Besh’s and Gulotta’s relationship with the farm grew as Restaurant August was shifting toward almost exclusive local sourcing for ingredients. Before Hurricane Katrina, the restaurant’s menu featured about 30 percent regionally grown produce and proteins. Today, it’s close to 90 percent, at times even reaching 100.

“Chef Besh and myself, we both spent time in Europe, so we used to ship in everything that we fell in love with cooking over there. It was just what you did in those days,” Gulotta said. “But after Katrina, we decided to start finding local producers, and use the attention to detail we had in Europe, but apply it to local products.”
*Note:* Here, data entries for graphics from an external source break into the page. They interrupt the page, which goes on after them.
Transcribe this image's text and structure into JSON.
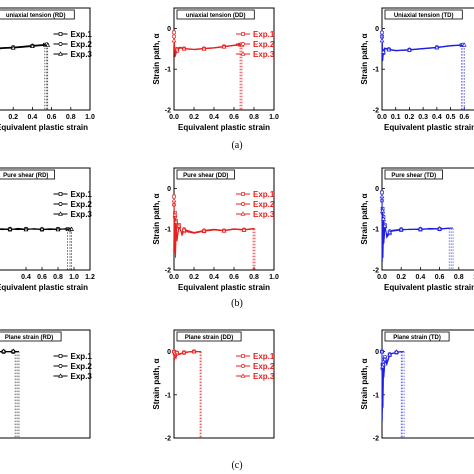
{
  "captions": [
    "(a)",
    "(b)",
    "(c)"
  ],
  "colors": {
    "RD": "#000000",
    "DD": "#e8201f",
    "TD": "#1f1fe0"
  },
  "chart_data": [
    {
      "type": "line",
      "title": "uniaxial tension (RD)",
      "xlabel": "Equivalent plastic strain",
      "ylabel": "",
      "xlim": [
        0,
        1.0
      ],
      "ylim": [
        -2,
        0.5
      ],
      "xticks": [
        "0.2",
        "0.4",
        "0.6",
        "0.8",
        "1.0"
      ],
      "yticks": [],
      "series": [
        {
          "name": "Exp.1",
          "x": [
            0.0,
            0.1,
            0.2,
            0.3,
            0.4,
            0.5,
            0.53
          ],
          "y": [
            -0.5,
            -0.48,
            -0.47,
            -0.45,
            -0.43,
            -0.41,
            -0.4
          ]
        },
        {
          "name": "Exp.2",
          "x": [
            0.0,
            0.1,
            0.2,
            0.3,
            0.4,
            0.5,
            0.55
          ],
          "y": [
            -0.49,
            -0.47,
            -0.46,
            -0.44,
            -0.42,
            -0.4,
            -0.39
          ]
        },
        {
          "name": "Exp.3",
          "x": [
            0.0,
            0.1,
            0.2,
            0.3,
            0.4,
            0.5,
            0.56
          ],
          "y": [
            -0.51,
            -0.49,
            -0.48,
            -0.46,
            -0.44,
            -0.42,
            -0.41
          ]
        }
      ],
      "failure_x": [
        0.53,
        0.55,
        0.56
      ]
    },
    {
      "type": "line",
      "title": "uniaxial tension (DD)",
      "xlabel": "Equivalent plastic strain",
      "ylabel": "Strain path, α",
      "xlim": [
        0,
        1.0
      ],
      "ylim": [
        -2,
        0.5
      ],
      "xticks": [
        "0.0",
        "0.2",
        "0.4",
        "0.6",
        "0.8",
        "1.0"
      ],
      "yticks": [
        "0",
        "-1",
        "-2"
      ],
      "series": [
        {
          "name": "Exp.1",
          "x": [
            0.0,
            0.01,
            0.03,
            0.06,
            0.1,
            0.2,
            0.3,
            0.4,
            0.5,
            0.6,
            0.66
          ],
          "y": [
            -0.1,
            -0.7,
            -0.55,
            -0.48,
            -0.5,
            -0.52,
            -0.5,
            -0.48,
            -0.45,
            -0.42,
            -0.4
          ]
        },
        {
          "name": "Exp.2",
          "x": [
            0.0,
            0.01,
            0.03,
            0.06,
            0.1,
            0.2,
            0.3,
            0.4,
            0.5,
            0.6,
            0.67
          ],
          "y": [
            -0.2,
            -0.6,
            -0.5,
            -0.46,
            -0.49,
            -0.51,
            -0.49,
            -0.47,
            -0.44,
            -0.41,
            -0.39
          ]
        },
        {
          "name": "Exp.3",
          "x": [
            0.0,
            0.01,
            0.03,
            0.06,
            0.1,
            0.2,
            0.3,
            0.4,
            0.5,
            0.6,
            0.68
          ],
          "y": [
            -0.3,
            -0.65,
            -0.52,
            -0.47,
            -0.5,
            -0.52,
            -0.5,
            -0.48,
            -0.45,
            -0.42,
            -0.41
          ]
        }
      ],
      "failure_x": [
        0.66,
        0.67,
        0.68
      ]
    },
    {
      "type": "line",
      "title": "Uniaxial tension (TD)",
      "xlabel": "Equivalent plastic strain",
      "ylabel": "Strain path, α",
      "xlim": [
        0,
        0.7
      ],
      "ylim": [
        -2,
        0.5
      ],
      "xticks": [
        "0.0",
        "0.1",
        "0.2",
        "0.3",
        "0.4",
        "0.5",
        "0.6"
      ],
      "yticks": [
        "0",
        "-1",
        "-2"
      ],
      "series": [
        {
          "name": "",
          "x": [
            0.0,
            0.005,
            0.01,
            0.02,
            0.05,
            0.1,
            0.2,
            0.3,
            0.4,
            0.5,
            0.58
          ],
          "y": [
            -0.2,
            -0.8,
            -0.6,
            -0.5,
            -0.52,
            -0.55,
            -0.53,
            -0.5,
            -0.47,
            -0.43,
            -0.41
          ]
        },
        {
          "name": "",
          "x": [
            0.0,
            0.005,
            0.01,
            0.02,
            0.05,
            0.1,
            0.2,
            0.3,
            0.4,
            0.5,
            0.59
          ],
          "y": [
            -0.1,
            -0.7,
            -0.55,
            -0.48,
            -0.51,
            -0.54,
            -0.52,
            -0.49,
            -0.46,
            -0.42,
            -0.4
          ]
        },
        {
          "name": "",
          "x": [
            0.0,
            0.005,
            0.01,
            0.02,
            0.05,
            0.1,
            0.2,
            0.3,
            0.4,
            0.5,
            0.6
          ],
          "y": [
            -0.3,
            -0.75,
            -0.58,
            -0.49,
            -0.52,
            -0.55,
            -0.53,
            -0.5,
            -0.47,
            -0.43,
            -0.41
          ]
        }
      ],
      "failure_x": [
        0.58,
        0.59,
        0.6
      ]
    },
    {
      "type": "line",
      "title": "Pure shear (RD)",
      "xlabel": "Equivalent plastic strain",
      "ylabel": "",
      "xlim": [
        0,
        1.2
      ],
      "ylim": [
        -2,
        0.5
      ],
      "xticks": [
        "0.4",
        "0.6",
        "0.8",
        "1.0",
        "1.2"
      ],
      "yticks": [],
      "series": [
        {
          "name": "Exp.1",
          "x": [
            0.0,
            0.1,
            0.2,
            0.3,
            0.4,
            0.5,
            0.6,
            0.7,
            0.8,
            0.9,
            0.92
          ],
          "y": [
            -1.0,
            -0.99,
            -1.01,
            -0.98,
            -1.0,
            -0.99,
            -1.01,
            -0.99,
            -1.0,
            -0.99,
            -1.0
          ]
        },
        {
          "name": "Exp.2",
          "x": [
            0.0,
            0.1,
            0.2,
            0.3,
            0.4,
            0.5,
            0.6,
            0.7,
            0.8,
            0.9,
            0.95
          ],
          "y": [
            -1.01,
            -1.0,
            -0.99,
            -1.01,
            -0.99,
            -1.0,
            -1.0,
            -1.01,
            -0.99,
            -1.0,
            -1.01
          ]
        },
        {
          "name": "Exp.3",
          "x": [
            0.0,
            0.1,
            0.2,
            0.3,
            0.4,
            0.5,
            0.6,
            0.7,
            0.8,
            0.9,
            0.97
          ],
          "y": [
            -0.99,
            -1.01,
            -1.0,
            -1.0,
            -1.01,
            -0.99,
            -1.0,
            -1.0,
            -1.01,
            -0.99,
            -1.0
          ]
        }
      ],
      "failure_x": [
        0.92,
        0.95,
        0.97
      ]
    },
    {
      "type": "line",
      "title": "Pure shear (DD)",
      "xlabel": "Equivalent plastic strain",
      "ylabel": "Strain path, α",
      "xlim": [
        0,
        1.0
      ],
      "ylim": [
        -2,
        0.5
      ],
      "xticks": [
        "0.0",
        "0.2",
        "0.4",
        "0.6",
        "0.8",
        "1.0"
      ],
      "yticks": [
        "0",
        "-1",
        "-2"
      ],
      "series": [
        {
          "name": "Exp.1",
          "x": [
            0.0,
            0.005,
            0.01,
            0.015,
            0.02,
            0.03,
            0.05,
            0.08,
            0.1,
            0.2,
            0.3,
            0.4,
            0.5,
            0.6,
            0.7,
            0.79
          ],
          "y": [
            -0.2,
            -1.6,
            -0.6,
            -1.5,
            -0.8,
            -1.3,
            -0.9,
            -1.15,
            -1.05,
            -1.1,
            -1.05,
            -1.02,
            -1.04,
            -1.0,
            -1.02,
            -0.99
          ]
        },
        {
          "name": "Exp.2",
          "x": [
            0.0,
            0.005,
            0.01,
            0.015,
            0.02,
            0.03,
            0.05,
            0.08,
            0.1,
            0.2,
            0.3,
            0.4,
            0.5,
            0.6,
            0.7,
            0.8
          ],
          "y": [
            -0.4,
            -1.4,
            -0.7,
            -1.7,
            -0.85,
            -1.2,
            -0.95,
            -1.1,
            -1.0,
            -1.08,
            -1.03,
            -1.0,
            -1.03,
            -0.99,
            -1.01,
            -0.98
          ]
        },
        {
          "name": "Exp.3",
          "x": [
            0.0,
            0.005,
            0.01,
            0.015,
            0.02,
            0.03,
            0.05,
            0.08,
            0.1,
            0.2,
            0.3,
            0.4,
            0.5,
            0.6,
            0.7,
            0.81
          ],
          "y": [
            -0.3,
            -1.5,
            -0.65,
            -1.6,
            -0.82,
            -1.25,
            -0.92,
            -1.12,
            -1.02,
            -1.09,
            -1.04,
            -1.01,
            -1.04,
            -1.0,
            -1.02,
            -0.99
          ]
        }
      ],
      "failure_x": [
        0.79,
        0.8,
        0.81
      ]
    },
    {
      "type": "line",
      "title": "Pure shear (TD)",
      "xlabel": "Equivalent plastic strain",
      "ylabel": "Strain path, α",
      "xlim": [
        0,
        1.0
      ],
      "ylim": [
        -2,
        0.5
      ],
      "xticks": [
        "0.0",
        "0.2",
        "0.4",
        "0.6",
        "0.8",
        "1.0"
      ],
      "yticks": [
        "0",
        "-1",
        "-2"
      ],
      "series": [
        {
          "name": "",
          "x": [
            0.0,
            0.003,
            0.006,
            0.01,
            0.015,
            0.02,
            0.03,
            0.05,
            0.08,
            0.1,
            0.2,
            0.3,
            0.4,
            0.5,
            0.6,
            0.7
          ],
          "y": [
            -0.1,
            -1.8,
            -0.5,
            -1.5,
            -0.7,
            -1.35,
            -0.9,
            -1.2,
            -1.1,
            -1.05,
            -1.02,
            -1.0,
            -1.01,
            -0.99,
            -1.0,
            -0.98
          ]
        },
        {
          "name": "",
          "x": [
            0.0,
            0.003,
            0.006,
            0.01,
            0.015,
            0.02,
            0.03,
            0.05,
            0.08,
            0.1,
            0.2,
            0.3,
            0.4,
            0.5,
            0.6,
            0.72
          ],
          "y": [
            -0.3,
            -1.6,
            -0.6,
            -1.7,
            -0.8,
            -1.25,
            -0.95,
            -1.15,
            -1.05,
            -1.03,
            -1.0,
            -1.01,
            -0.99,
            -1.0,
            -0.99,
            -0.97
          ]
        },
        {
          "name": "",
          "x": [
            0.0,
            0.003,
            0.006,
            0.01,
            0.015,
            0.02,
            0.03,
            0.05,
            0.08,
            0.1,
            0.2,
            0.3,
            0.4,
            0.5,
            0.6,
            0.74
          ],
          "y": [
            -0.2,
            -1.7,
            -0.55,
            -1.6,
            -0.75,
            -1.3,
            -0.92,
            -1.18,
            -1.08,
            -1.04,
            -1.01,
            -1.0,
            -1.0,
            -0.98,
            -0.99,
            -0.97
          ]
        }
      ],
      "failure_x": [
        0.7,
        0.72,
        0.74
      ]
    },
    {
      "type": "line",
      "title": "Plane strain (RD)",
      "xlabel": "",
      "ylabel": "",
      "xlim": [
        0,
        1.0
      ],
      "ylim": [
        -2,
        0.5
      ],
      "xticks": [],
      "yticks": [],
      "series": [
        {
          "name": "Exp.1",
          "x": [
            0.0,
            0.05,
            0.1,
            0.15,
            0.2,
            0.22
          ],
          "y": [
            0.0,
            0.0,
            0.0,
            0.0,
            0.0,
            0.0
          ]
        },
        {
          "name": "Exp.2",
          "x": [
            0.0,
            0.05,
            0.1,
            0.15,
            0.2,
            0.24
          ],
          "y": [
            -0.01,
            0.0,
            -0.01,
            0.0,
            -0.01,
            0.0
          ]
        },
        {
          "name": "Exp.3",
          "x": [
            0.0,
            0.05,
            0.1,
            0.15,
            0.2,
            0.26
          ],
          "y": [
            0.01,
            0.0,
            0.01,
            0.0,
            0.01,
            0.0
          ]
        }
      ],
      "failure_x": [
        0.22,
        0.24,
        0.26
      ]
    },
    {
      "type": "line",
      "title": "Plane strain (DD)",
      "xlabel": "",
      "ylabel": "Strain path, α",
      "xlim": [
        0,
        1.0
      ],
      "ylim": [
        -2,
        0.5
      ],
      "xticks": [],
      "yticks": [
        "0",
        "-1",
        "-2"
      ],
      "series": [
        {
          "name": "Exp.1",
          "x": [
            0.0,
            0.005,
            0.01,
            0.02,
            0.03,
            0.05,
            0.1,
            0.15,
            0.2,
            0.26
          ],
          "y": [
            0.0,
            -0.15,
            -0.05,
            -0.12,
            -0.03,
            -0.06,
            -0.02,
            -0.01,
            0.0,
            0.0
          ]
        },
        {
          "name": "Exp.2",
          "x": [
            0.0,
            0.005,
            0.01,
            0.02,
            0.03,
            0.05,
            0.1,
            0.15,
            0.2,
            0.27
          ],
          "y": [
            0.0,
            -0.2,
            -0.08,
            -0.15,
            -0.05,
            -0.07,
            -0.03,
            -0.01,
            0.0,
            0.0
          ]
        },
        {
          "name": "Exp.3",
          "x": [
            0.0,
            0.005,
            0.01,
            0.02,
            0.03,
            0.05,
            0.1,
            0.15,
            0.2,
            0.27
          ],
          "y": [
            0.0,
            -0.1,
            -0.04,
            -0.1,
            -0.02,
            -0.05,
            -0.02,
            0.0,
            0.0,
            0.0
          ]
        }
      ],
      "failure_x": [
        0.26,
        0.27,
        0.27
      ]
    },
    {
      "type": "line",
      "title": "Plane strain (TD)",
      "xlabel": "",
      "ylabel": "Strain path, α",
      "xlim": [
        0,
        1.0
      ],
      "ylim": [
        -2,
        0.5
      ],
      "xticks": [],
      "yticks": [
        "0",
        "-1",
        "-2"
      ],
      "series": [
        {
          "name": "",
          "x": [
            0.0,
            0.003,
            0.006,
            0.01,
            0.015,
            0.02,
            0.03,
            0.05,
            0.08,
            0.1,
            0.15,
            0.2
          ],
          "y": [
            0.0,
            -1.6,
            -0.3,
            -1.0,
            -0.2,
            -0.6,
            -0.15,
            -0.3,
            -0.08,
            -0.05,
            -0.02,
            0.0
          ]
        },
        {
          "name": "",
          "x": [
            0.0,
            0.003,
            0.006,
            0.01,
            0.015,
            0.02,
            0.03,
            0.05,
            0.08,
            0.1,
            0.15,
            0.21
          ],
          "y": [
            0.0,
            -1.2,
            -0.4,
            -1.3,
            -0.25,
            -0.5,
            -0.12,
            -0.25,
            -0.06,
            -0.04,
            -0.02,
            0.0
          ]
        },
        {
          "name": "",
          "x": [
            0.0,
            0.003,
            0.006,
            0.01,
            0.015,
            0.02,
            0.03,
            0.05,
            0.08,
            0.1,
            0.15,
            0.23
          ],
          "y": [
            0.0,
            -1.4,
            -0.35,
            -1.1,
            -0.3,
            -0.55,
            -0.18,
            -0.28,
            -0.07,
            -0.05,
            -0.01,
            0.0
          ]
        }
      ],
      "failure_x": [
        0.2,
        0.21,
        0.23
      ]
    }
  ]
}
August now gets its ducks and hogs from Chappapeela Farms, its chickens from Briarhill Farms in north Louisiana and its beef from Two Run Farm in Vaughan, Miss.

“Everything I sell is from within 100 miles of the city,” Gulotta said, “and the majority comes from this one place.”

After the meal, guests were hovering around the television, watching the end of the Saints game, as Gulotta and his staff packed up the kitchen.

Sam Scelfo, owner of Gambino’s Bakery, stood by the table, chatting with other guests. Scelfo had previously hunted in the area but this was his first dinner at the lodge. “It’s impressive,” he said. “I didn’t expect to come up here and get a gourmet meal.”

Geisler gets that reaction a lot. The tower in the middle of the vegetable field is used for pheasant hunts. “When guys are out walking around, they’ll look down and say, ‘Hey, is that what we were eating in the salad last night?”